On the other hand, beers that are below replacement level can accumulate negative BAR. An APA with a 2.5 that is just slightly below replacement level would reach -1.0 BAR by 250 check-ins, but would have to be wildly popular (somehow) to ever reach -2.0 BAR (over 50,000 check-ins). Meanwhile, a really terrible APA with an average rating of 2.0 would rapidly accumulate negative BAR, reaching -3.0 by 100 check-ins. I’m not sure why people would keep on drinking this beer if it’s so terrible, but then again I also don’t understand why a manager would give Jeff Francoeur 600 plate appearances. Some things simply defy all logic.
Now, let's look at a few real-world examples. Here are the top American Pale Ales by BAR.
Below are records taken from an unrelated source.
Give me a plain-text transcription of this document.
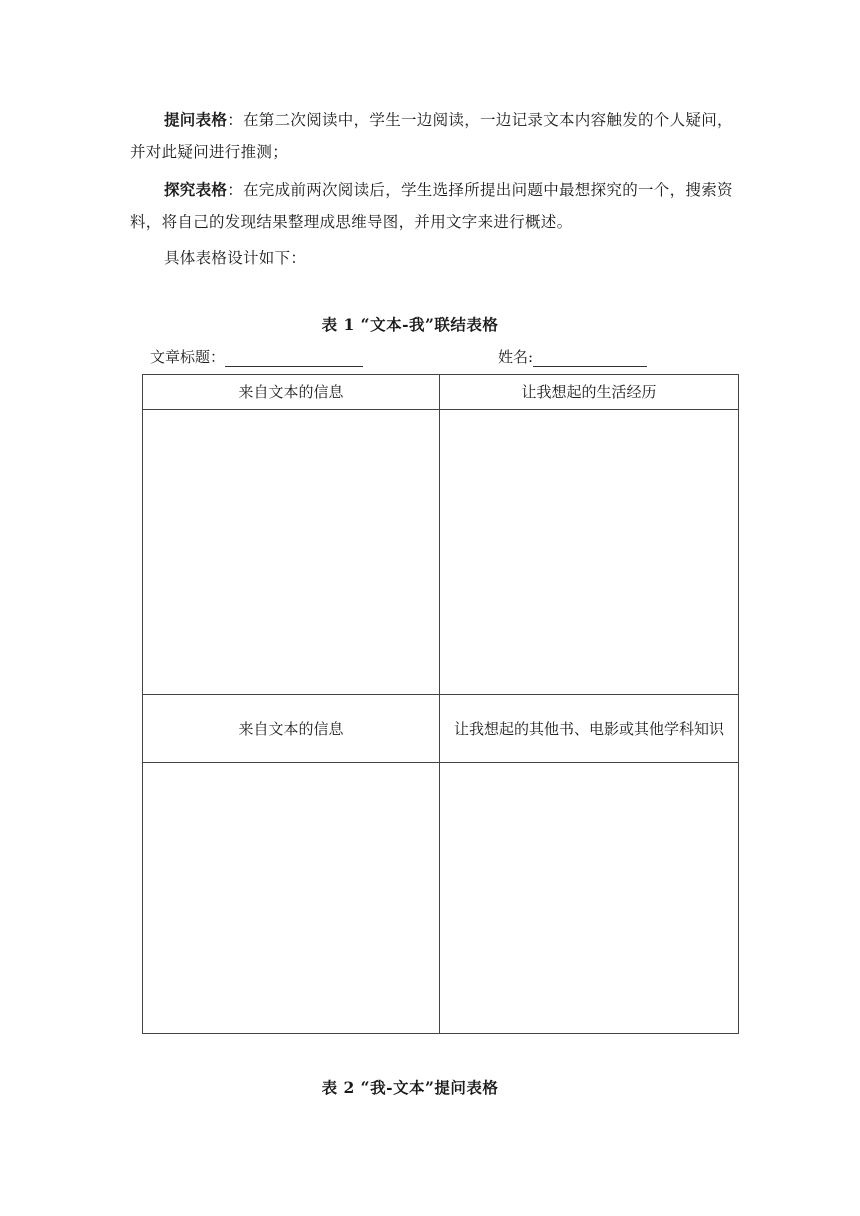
提问表格：在第二次阅读中，学生一边阅读，一边记录文本内容触发的个人疑问，并对此疑问进行推测；

探究表格：在完成前两次阅读后，学生选择所提出问题中最想探究的一个，搜索资料，将自己的发现结果整理成思维导图，并用文字来进行概述。

具体表格设计如下：

表 1 “文本-我”联结表格
文章标题：	姓名:
来自文本的信息	让我想起的生活经历

来自文本的信息	让我想起的其他书、电影或其他学科知识

表 2 “我-文本”提问表格
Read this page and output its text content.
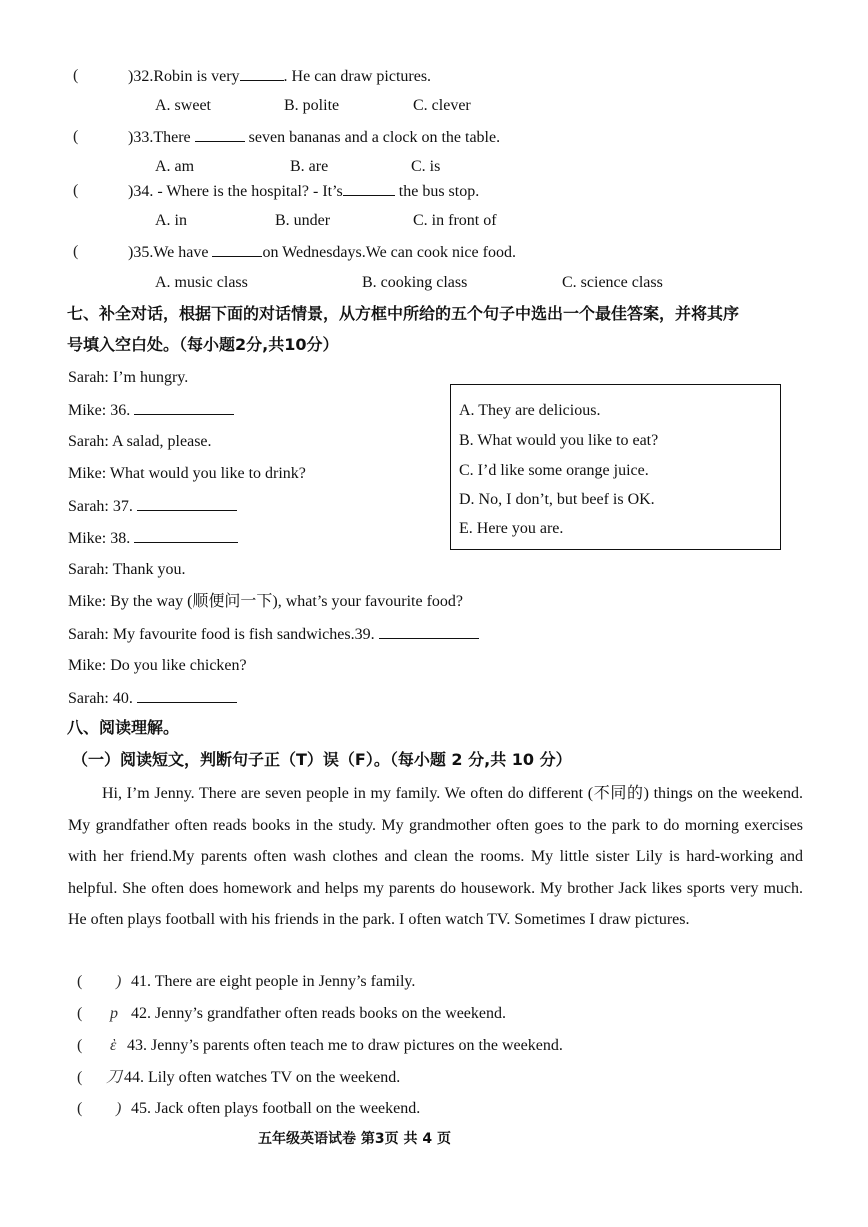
(	)32.Robin is very	. He can draw pictures.
A. sweet	B. polite	C. clever
(	)33.There	seven bananas and a clock on the table.
A. am	B. are	C. is
(	)34. - Where is the hospital? - It’s	the bus stop.
A. in	B. under	C. in front of
(	)35.We have	on Wednesdays.We can cook nice food.
A. music class	B. cooking class	C. science class
七、补全对话，根据下面的对话情景，从方框中所给的五个句子中选出一个最佳答案，并将其序
号填入空白处。（每小题2分,共10分）
Sarah: I’m hungry.
Mike: 36.
Sarah: A salad, please.
Mike: What would you like to drink?
Sarah: 37.
Mike: 38.
Sarah: Thank you.
Mike: By the way (顺便问一下), what’s your favourite food?
Sarah: My favourite food is fish sandwiches.39.
Mike: Do you like chicken?
Sarah: 40.
A. They are delicious.
B. What would you like to eat?
C. I’d like some orange juice.
D. No, I don’t, but beef is OK.
E. Here you are.
八、阅读理解。
（一）阅读短文，判断句子正（T）误（F）。（每小题 2 分,共 10 分）
Hi, I’m Jenny. There are seven people in my family. We often do different (不同的) things on the weekend. My grandfather often reads books in the study. My grandmother often goes to the park to do morning exercises with her friend.My parents often wash clothes and clean the rooms. My little sister Lily is hard-working and helpful. She often does homework and helps my parents do housework. My brother Jack likes sports very much. He often plays football with his friends in the park. I often watch TV. Sometimes I draw pictures.
( ) 41. There are eight people in Jenny’s family.
( p 42. Jenny’s grandfather often reads books on the weekend.
( ὲ 43. Jenny’s parents often teach me to draw pictures on the weekend.
( 刀 44. Lily often watches TV on the weekend.
( ) 45. Jack often plays football on the weekend.
五年级英语试卷 第3页 共 4 页
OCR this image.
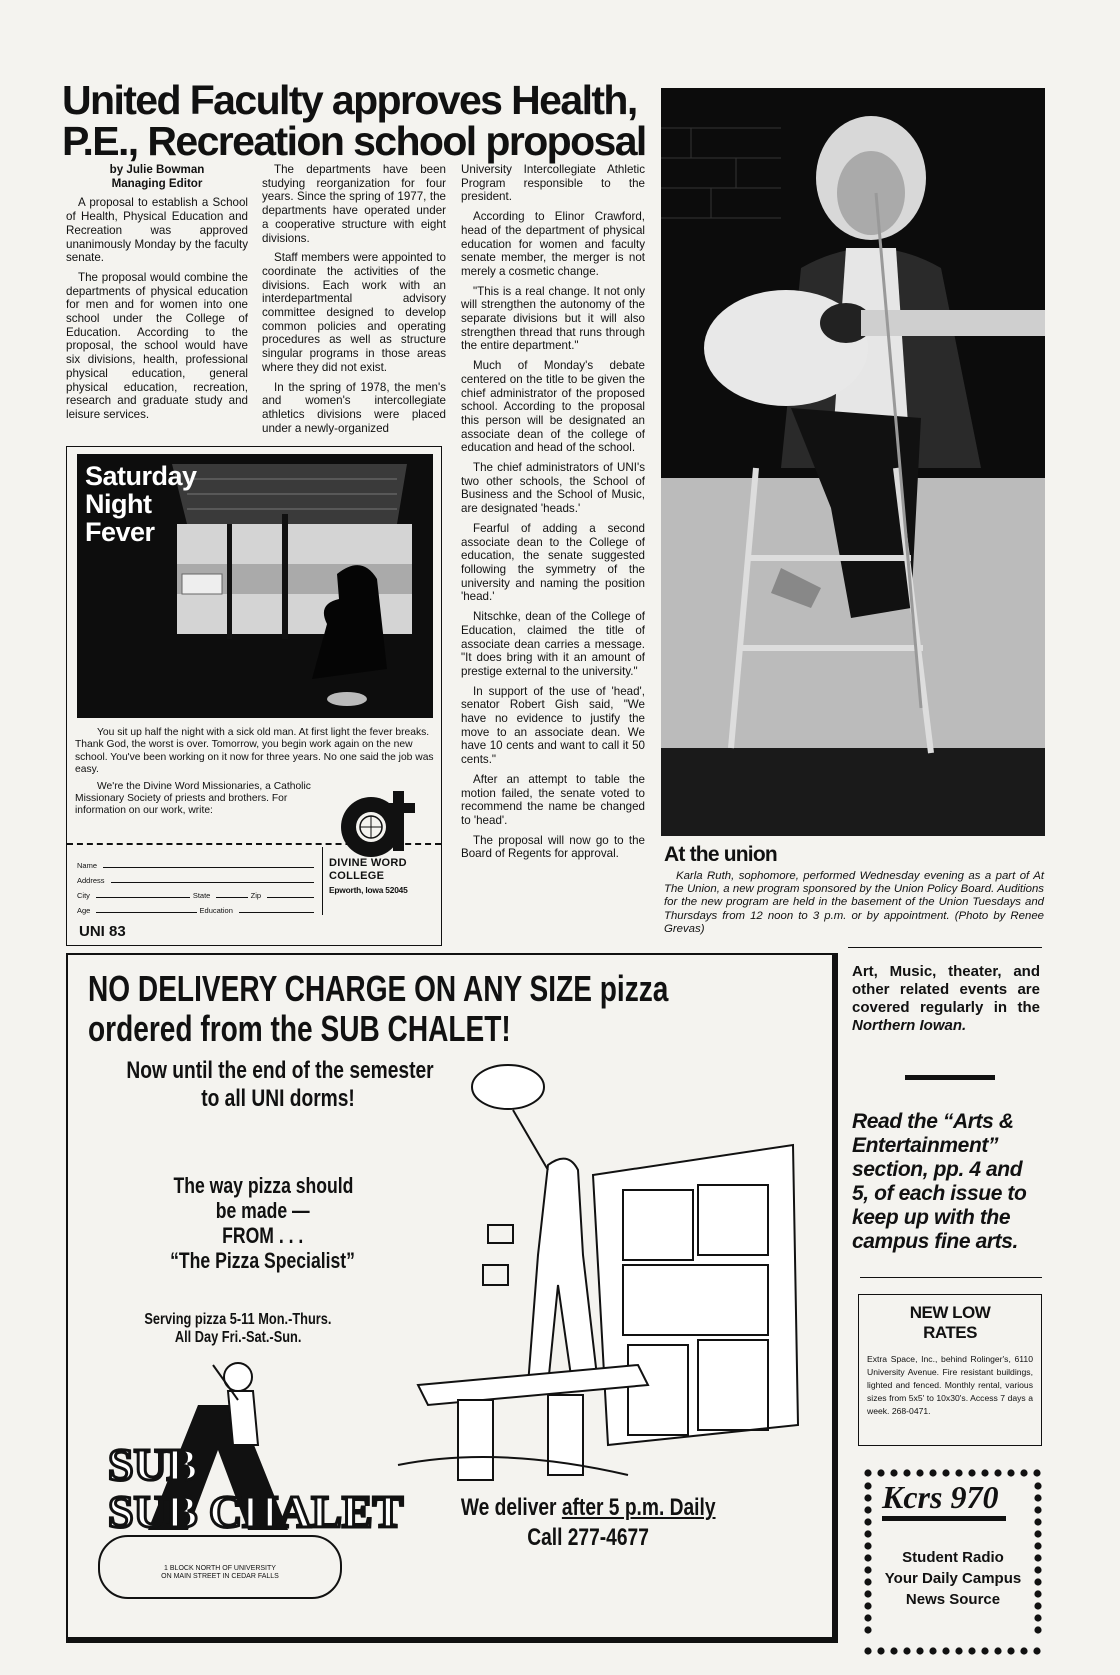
United Faculty approves Health,
P.E., Recreation school proposal
by Julie Bowman
Managing Editor

A proposal to establish a School of Health, Physical Education and Recreation was approved unanimously Monday by the faculty senate.

The proposal would combine the departments of physical education for men and for women into one school under the College of Education. According to the proposal, the school would have six divisions, health, professional physical education, general physical education, recreation, research and graduate study and leisure services.

The departments have been studying reorganization for four years. Since the spring of 1977, the departments have operated under a cooperative structure with eight divisions.

Staff members were appointed to coordinate the activities of the divisions. Each work with an interdepartmental advisory committee designed to develop common policies and operating procedures as well as structure singular programs in those areas where they did not exist.

In the spring of 1978, the men's and women's intercollegiate athletics divisions were placed under a newly-organized

University Intercollegiate Athletic Program responsible to the president.

According to Elinor Crawford, head of the department of physical education for women and faculty senate member, the merger is not merely a cosmetic change.

"This is a real change. It not only will strengthen the autonomy of the separate divisions but it will also strengthen thread that runs through the entire department."

Much of Monday's debate centered on the title to be given the chief administrator of the proposed school. According to the proposal this person will be designated an associate dean of the college of education and head of the school.

The chief administrators of UNI's two other schools, the School of Business and the School of Music, are designated 'heads.'

Fearful of adding a second associate dean to the College of education, the senate suggested following the symmetry of the university and naming the position 'head.'

Nitschke, dean of the College of Education, claimed the title of associate dean carries a message. "It does bring with it an amount of prestige external to the university."

In support of the use of 'head', senator Robert Gish said, "We have no evidence to justify the move to an associate dean. We have 10 cents and want to call it 50 cents."

After an attempt to table the motion failed, the senate voted to recommend the name be changed to 'head'.

The proposal will now go to the Board of Regents for approval.	At the union
Karla Ruth, sophomore, performed Wednesday evening as a part of At The Union, a new program sponsored by the Union Policy Board. Auditions for the new program are held in the basement of the Union Tuesdays and Thursdays from 12 noon to 3 p.m. or by appointment. (Photo by Renee Grevas)
Saturday
Night
Fever

You sit up half the night with a sick old man. At first light the fever breaks. Thank God, the worst is over. Tomorrow, you begin work again on the new school. You've been working on it now for three years. No one said the job was easy.

We're the Divine Word Missionaries, a Catholic Missionary Society of priests and brothers. For information on our work, write:

Name
Address
City	State	Zip
Age	Education
DIVINE WORD
COLLEGE
Epworth, Iowa 52045
UNI 83
NO DELIVERY CHARGE ON ANY SIZE pizza
ordered from the SUB CHALET!
Now until the end of the semester
to all UNI dorms!
The way pizza should
be made —
FROM . . .
“The Pizza Specialist”
Serving pizza 5-11 Mon.-Thurs.
All Day Fri.-Sat.-Sun.
SUB
SUB CHALET
1 BLOCK NORTH OF UNIVERSITY
ON MAIN STREET IN CEDAR FALLS
We deliver after 5 p.m. Daily
Call 277-4677
Art, Music, theater, and other related events are covered regularly in the Northern Iowan.
Read the “Arts & Entertainment” section, pp. 4 and 5, of each issue to keep up with the campus fine arts.
NEW LOW
RATES
Extra Space, Inc., behind Rolinger's, 6110 University Avenue. Fire resistant buildings, lighted and fenced. Monthly rental, various sizes from 5x5' to 10x30's. Access 7 days a week. 268-0471.
Kcrs 970
Student Radio
Your Daily Campus
News Source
Brewery | Beer | wOBAR | BAR |
---|---|---|---|
Three Floyds Brewing Company | Zombie Dust | 1.09 | 10.75 |
Hill Farmstead Brewery | Edward | 0.96 | 6.82 |
Carton Brewing Company | Boat Beer | 0.7 | 4.57 |
Fat Head's Brewery | Simply Simcoe | 0.76 | 4.56 |
Lagunitas Brewing Company | Fillmore Fusion | 0.63 | 4.46 |
Three Floyds Brewing Company | Alpha King | 0.48 | 4.39 |
Russian River Brewing Company | Row 2, Hill 56 | 0.42 | 3.22 |
Microbrasserie Jukebox | Jukebox Blonde | 0.65 | 3.15 |
BrewBoys | Hoppapotamus | 0.64 | 3.12 |
Zombie Dust has it all. The high rating and excellent distribution make it an MVP-caliber beer with the ability to accumulate over 10 BAR in under two months. Hill Farmstead Edward is harder to find than the next four beers, but it still reins supreme.
There is still work to be done with BAR.
One question that remains involves classification of beers. Should each unique style have its own replacement level, or should there be umbrella categories? Should IPAs and Double IPAs be compared to the same standard?
Another issue relates to tracking BAR over time. Because of the logarithmic nature of the volume portion of the equation, it would not be constructive to compare BAR from one month to the next. The same number of check-ins with the same rating would produce a lower BAR in the second month, because it gets more difficult to accumulate BAR over time. One idea would be to measure BAR on a yearly basis. When the calendar turns to January 1, the clock resets, the previous year is in the books, and everything starts from scratch, similar to seasons in baseball. This would allow people to compare how trends in rating and consumption affected BAR from one year to the next. If you want to look at trends on a smaller scale, you would still have to use wOBAR.
As BeerGraphs grows, we will continue to tinker with BAR to produce a better measure of “beer value,” but for now, we hope you’ll have fun with it in its current form. What do you think about BAR? We’d be happy to hear any ideas you have in the comments section, and we look forward to refining our measures with your help.